Seventy-six years after a racial injustice unfolded in College Park, the University of Maryland will finally make amends.
In October 1937, the school refused to host Syracuse for a football game unless the Orangemen benched their star player: Washington native Wilmeth Sidat-Singh, who was black. Dave McKenna’s story over at Deadspin chronicled the incident, but the short version is this: At that time, Maryland not only forbade black athletes from playing sports, but didn’t even integrate until 1951 by court order. So the Terrapins told Syracuse, then ranked 17th nationally, that Sidat-Singh couldn’t play.

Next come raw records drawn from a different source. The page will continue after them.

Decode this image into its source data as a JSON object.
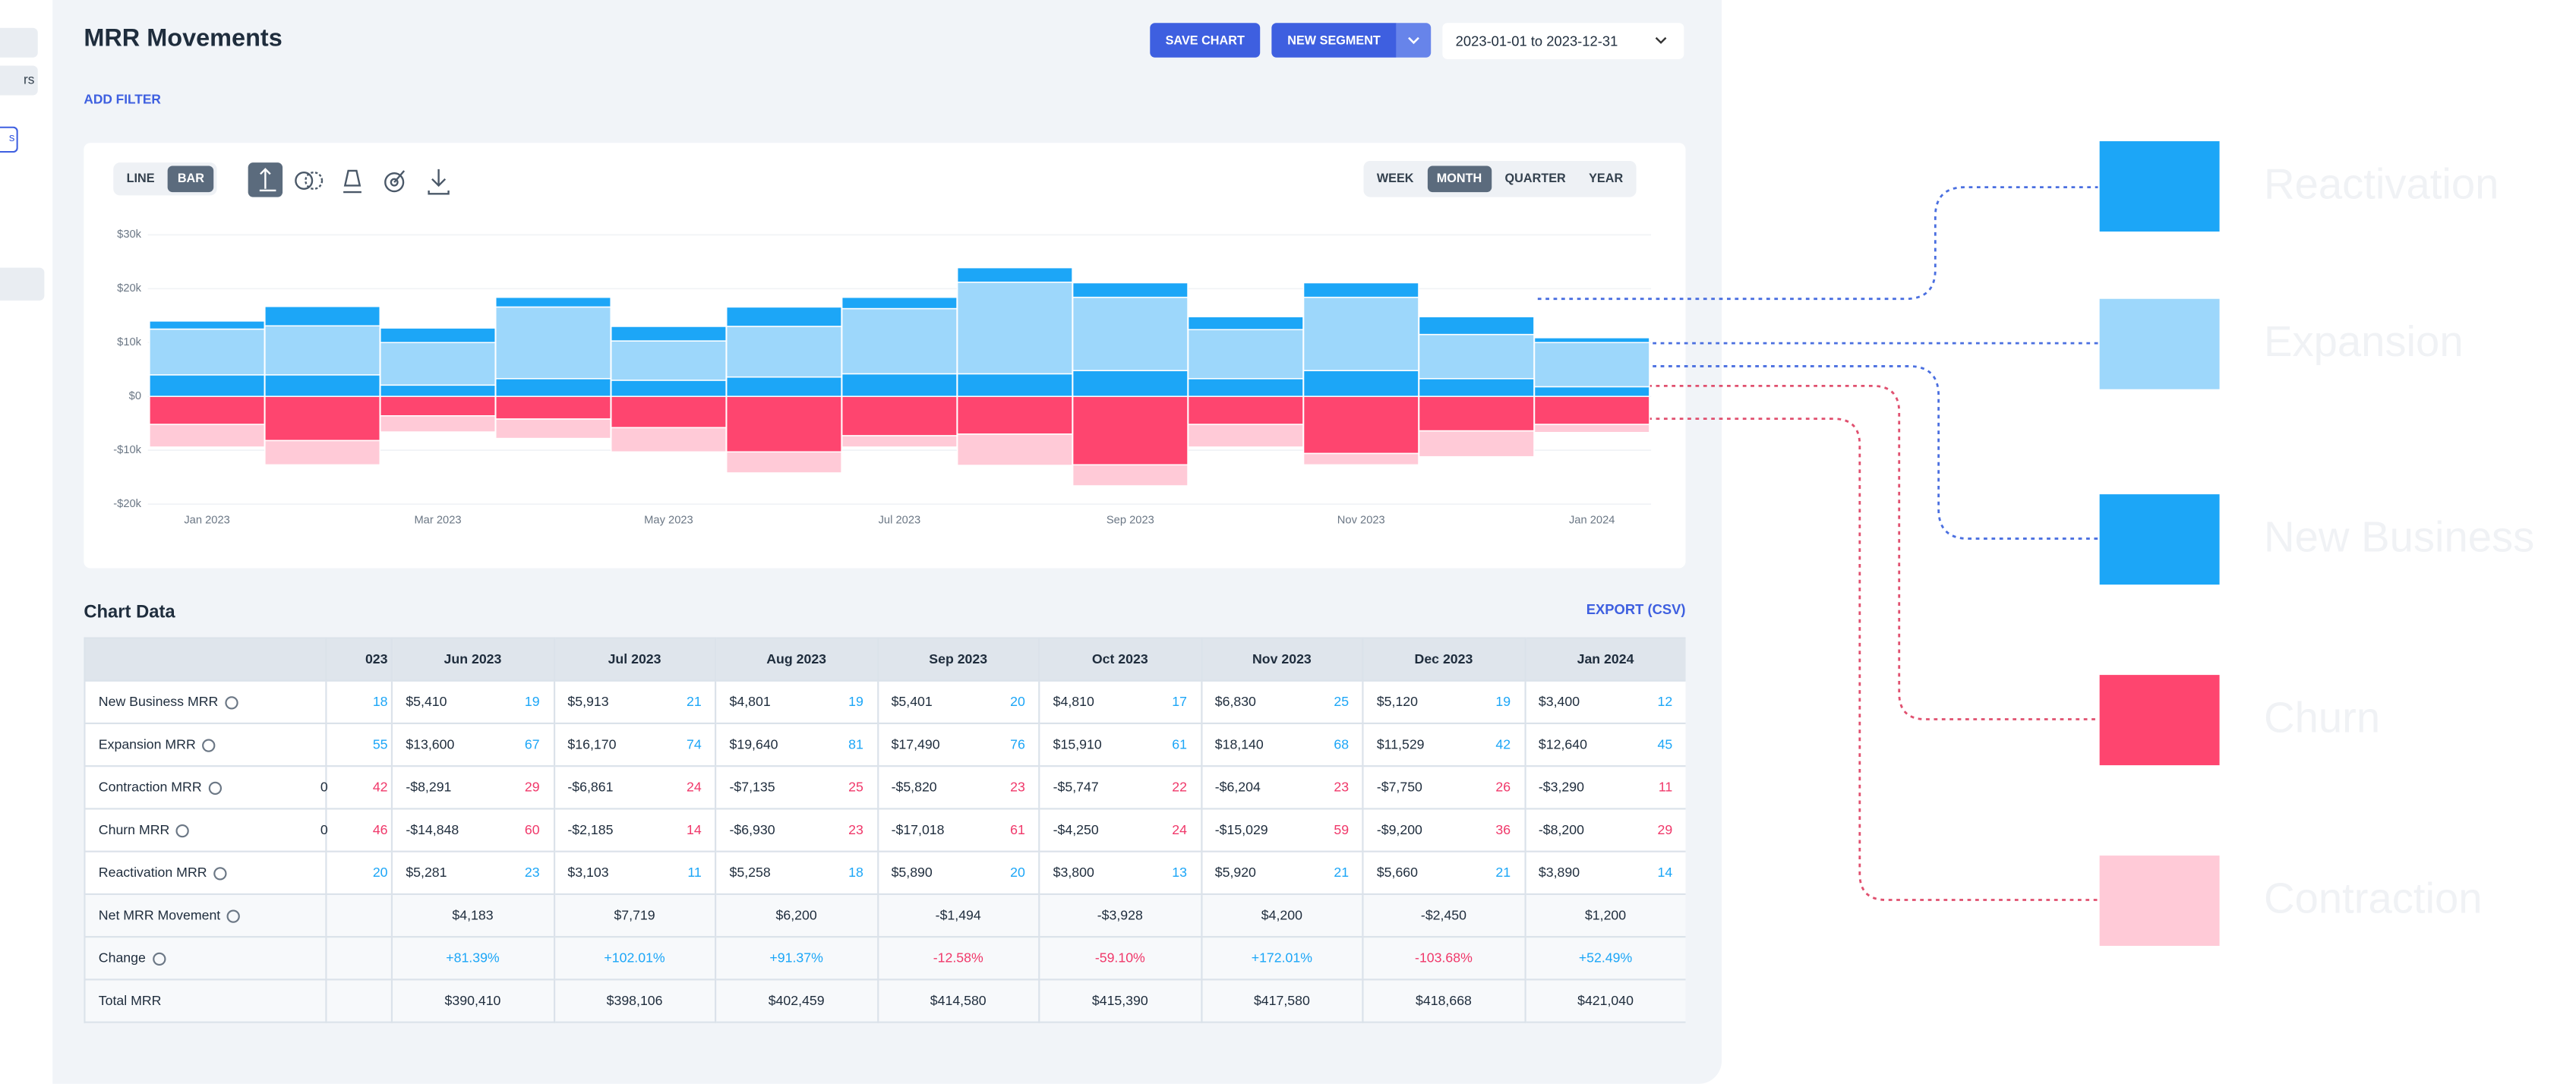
{
  "sidebar": {
    "items": [
      "rs",
      "s"
    ]
  },
  "header": {
    "title": "MRR Movements",
    "save_button": "SAVE CHART",
    "segment_button": "NEW SEGMENT",
    "date_range": "2023-01-01 to 2023-12-31",
    "add_filter": "ADD FILTER"
  },
  "toolbar": {
    "chart_types": [
      "LINE",
      "BAR"
    ],
    "active_chart_type": 1,
    "periods": [
      "WEEK",
      "MONTH",
      "QUARTER",
      "YEAR"
    ],
    "active_period": 1
  },
  "chart_data": {
    "type": "stacked-bar",
    "categories": [
      "Jan 2023",
      null,
      "Mar 2023",
      null,
      "May 2023",
      null,
      "Jul 2023",
      null,
      "Sep 2023",
      null,
      "Nov 2023",
      null,
      "Jan 2024"
    ],
    "series": [
      {
        "name": "New Business",
        "color": "#1ca6f7",
        "values": [
          4000,
          4000,
          2100,
          3300,
          3000,
          3600,
          4200,
          4200,
          4800,
          3300,
          4800,
          3300,
          1800
        ]
      },
      {
        "name": "Expansion",
        "color": "#9dd7fb",
        "values": [
          8500,
          9100,
          7900,
          13300,
          7300,
          9400,
          12100,
          17000,
          13600,
          9100,
          13600,
          8200,
          8200
        ]
      },
      {
        "name": "Reactivation",
        "color": "#1ca6f7",
        "values": [
          1500,
          3600,
          2700,
          1800,
          2700,
          3600,
          2100,
          2700,
          2700,
          2400,
          2700,
          3300,
          900
        ]
      },
      {
        "name": "Churn",
        "color": "#fe456f",
        "values": [
          -5200,
          -8200,
          -3600,
          -4200,
          -5800,
          -10300,
          -7300,
          -7000,
          -12700,
          -5200,
          -10600,
          -6400,
          -5200
        ]
      },
      {
        "name": "Contraction",
        "color": "#ffcad7",
        "values": [
          -4200,
          -4500,
          -3000,
          -3600,
          -4500,
          -3900,
          -2100,
          -5800,
          -3900,
          -4200,
          -2100,
          -4800,
          -1500
        ]
      }
    ],
    "ylim": [
      -20000,
      30000
    ],
    "yticks": [
      {
        "value": -20000,
        "label": "-$20k"
      },
      {
        "value": -10000,
        "label": "-$10k"
      },
      {
        "value": 0,
        "label": "$0"
      },
      {
        "value": 10000,
        "label": "$10k"
      },
      {
        "value": 20000,
        "label": "$20k"
      },
      {
        "value": 30000,
        "label": "$30k"
      }
    ],
    "grid": true
  },
  "table": {
    "title": "Chart Data",
    "export": "EXPORT (CSV)",
    "columns": [
      "023",
      "Jun 2023",
      "Jul 2023",
      "Aug 2023",
      "Sep 2023",
      "Oct 2023",
      "Nov 2023",
      "Dec 2023",
      "Jan 2024"
    ],
    "rows": [
      {
        "label": "New Business MRR",
        "help": true,
        "count_color": "#1ca6f7",
        "cells": [
          {
            "count": "18"
          },
          {
            "amount": "$5,410",
            "count": "19"
          },
          {
            "amount": "$5,913",
            "count": "21"
          },
          {
            "amount": "$4,801",
            "count": "19"
          },
          {
            "amount": "$5,401",
            "count": "20"
          },
          {
            "amount": "$4,810",
            "count": "17"
          },
          {
            "amount": "$6,830",
            "count": "25"
          },
          {
            "amount": "$5,120",
            "count": "19"
          },
          {
            "amount": "$3,400",
            "count": "12"
          }
        ]
      },
      {
        "label": "Expansion MRR",
        "help": true,
        "count_color": "#1ca6f7",
        "cells": [
          {
            "count": "55"
          },
          {
            "amount": "$13,600",
            "count": "67"
          },
          {
            "amount": "$16,170",
            "count": "74"
          },
          {
            "amount": "$19,640",
            "count": "81"
          },
          {
            "amount": "$17,490",
            "count": "76"
          },
          {
            "amount": "$15,910",
            "count": "61"
          },
          {
            "amount": "$18,140",
            "count": "68"
          },
          {
            "amount": "$11,529",
            "count": "42"
          },
          {
            "amount": "$12,640",
            "count": "45"
          }
        ]
      },
      {
        "label": "Contraction MRR",
        "help": true,
        "count_color": "#f0386a",
        "cells": [
          {
            "amount": "0",
            "count": "42"
          },
          {
            "amount": "-$8,291",
            "count": "29"
          },
          {
            "amount": "-$6,861",
            "count": "24"
          },
          {
            "amount": "-$7,135",
            "count": "25"
          },
          {
            "amount": "-$5,820",
            "count": "23"
          },
          {
            "amount": "-$5,747",
            "count": "22"
          },
          {
            "amount": "-$6,204",
            "count": "23"
          },
          {
            "amount": "-$7,750",
            "count": "26"
          },
          {
            "amount": "-$3,290",
            "count": "11"
          }
        ]
      },
      {
        "label": "Churn MRR",
        "help": true,
        "count_color": "#f0386a",
        "cells": [
          {
            "amount": "0",
            "count": "46"
          },
          {
            "amount": "-$14,848",
            "count": "60"
          },
          {
            "amount": "-$2,185",
            "count": "14"
          },
          {
            "amount": "-$6,930",
            "count": "23"
          },
          {
            "amount": "-$17,018",
            "count": "61"
          },
          {
            "amount": "-$4,250",
            "count": "24"
          },
          {
            "amount": "-$15,029",
            "count": "59"
          },
          {
            "amount": "-$9,200",
            "count": "36"
          },
          {
            "amount": "-$8,200",
            "count": "29"
          }
        ]
      },
      {
        "label": "Reactivation MRR",
        "help": true,
        "count_color": "#1ca6f7",
        "cells": [
          {
            "count": "20"
          },
          {
            "amount": "$5,281",
            "count": "23"
          },
          {
            "amount": "$3,103",
            "count": "11"
          },
          {
            "amount": "$5,258",
            "count": "18"
          },
          {
            "amount": "$5,890",
            "count": "20"
          },
          {
            "amount": "$3,800",
            "count": "13"
          },
          {
            "amount": "$5,920",
            "count": "21"
          },
          {
            "amount": "$5,660",
            "count": "21"
          },
          {
            "amount": "$3,890",
            "count": "14"
          }
        ]
      },
      {
        "label": "Net MRR Movement",
        "help": true,
        "cells": [
          null,
          {
            "amount": "$4,183"
          },
          {
            "amount": "$7,719"
          },
          {
            "amount": "$6,200"
          },
          {
            "amount": "-$1,494"
          },
          {
            "amount": "-$3,928"
          },
          {
            "amount": "$4,200"
          },
          {
            "amount": "-$2,450"
          },
          {
            "amount": "$1,200"
          }
        ]
      },
      {
        "label": "Change",
        "help": true,
        "cells": [
          null,
          {
            "change": "+81.39%"
          },
          {
            "change": "+102.01%"
          },
          {
            "change": "+91.37%"
          },
          {
            "change": "-12.58%"
          },
          {
            "change": "-59.10%"
          },
          {
            "change": "+172.01%"
          },
          {
            "change": "-103.68%"
          },
          {
            "change": "+52.49%"
          }
        ]
      },
      {
        "label": "Total MRR",
        "help": false,
        "cells": [
          null,
          {
            "amount": "$390,410"
          },
          {
            "amount": "$398,106"
          },
          {
            "amount": "$402,459"
          },
          {
            "amount": "$414,580"
          },
          {
            "amount": "$415,390"
          },
          {
            "amount": "$417,580"
          },
          {
            "amount": "$418,668"
          },
          {
            "amount": "$421,040"
          }
        ]
      }
    ]
  }
}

“The Terps never took any heat for their blackballing of a black player,” McKenna wrote. “The benching of Sidat-Singh was not treated like a story by the mainstream media, local or national, at the time or since.”
On Saturday afternoon, between the first and second quarter when Syracuse again visits Maryland, the school will finally recognize Sidat-Singh. Kumea Shorter-Gooden, Maryland’s associate vice president and chief diversity officer whom McKenna described as effectively a cousin of a cousin of Sidat-Singh, brought the issue to the attention of Athletic Director Kevin Anderson. A plan was quickly formed.
“Today’s presentation really speaks to the leadership of our athletic department,” Shorter-Gooden said in a news release, which also happened to misspell Sidat-Singh’s name several times and drew the faux-ire of ESPN’s Keith Olbermann, though Maryland later apologized for the error. “This tribute is about honoring Wilmeth, but it also stands for so much more. We know Wilmeth’s name, but there are so many African Americans whose names aren’t known who experienced similar incidents of racism. I hope, in some way, this can help with healing for all of them. And I see this as a re-affirmation of the university’s commitment to transcend its past and to be fully equitable, diverse, and inclusive.”
Sidat-Singh’s story continued after college, when he enlisted in the Army after Pearl Harbor, graduated from the class that eventually became the Tuskegee Airmen and was buried at Arlington National Cemetery after losing his life in a plane crash during a training flight. Syracuse hung his No. 19 jersey at its Carrier Dome eight years ago, but Maryland never made amends until Saturday.
According to the release, Sidat-Singh’s family will receive “a Maryland football Wounded Warrior jersey in recognition of his military service” and will join Anderson, Syracuse Athletic Director Dr. Daryl Gross and Terps legend Darryl Hill, who in 1962 became Maryland’s first black football player, on the field for the tribute. Meanwhile, the Orange will wear No. 19 helmet decals in tribute.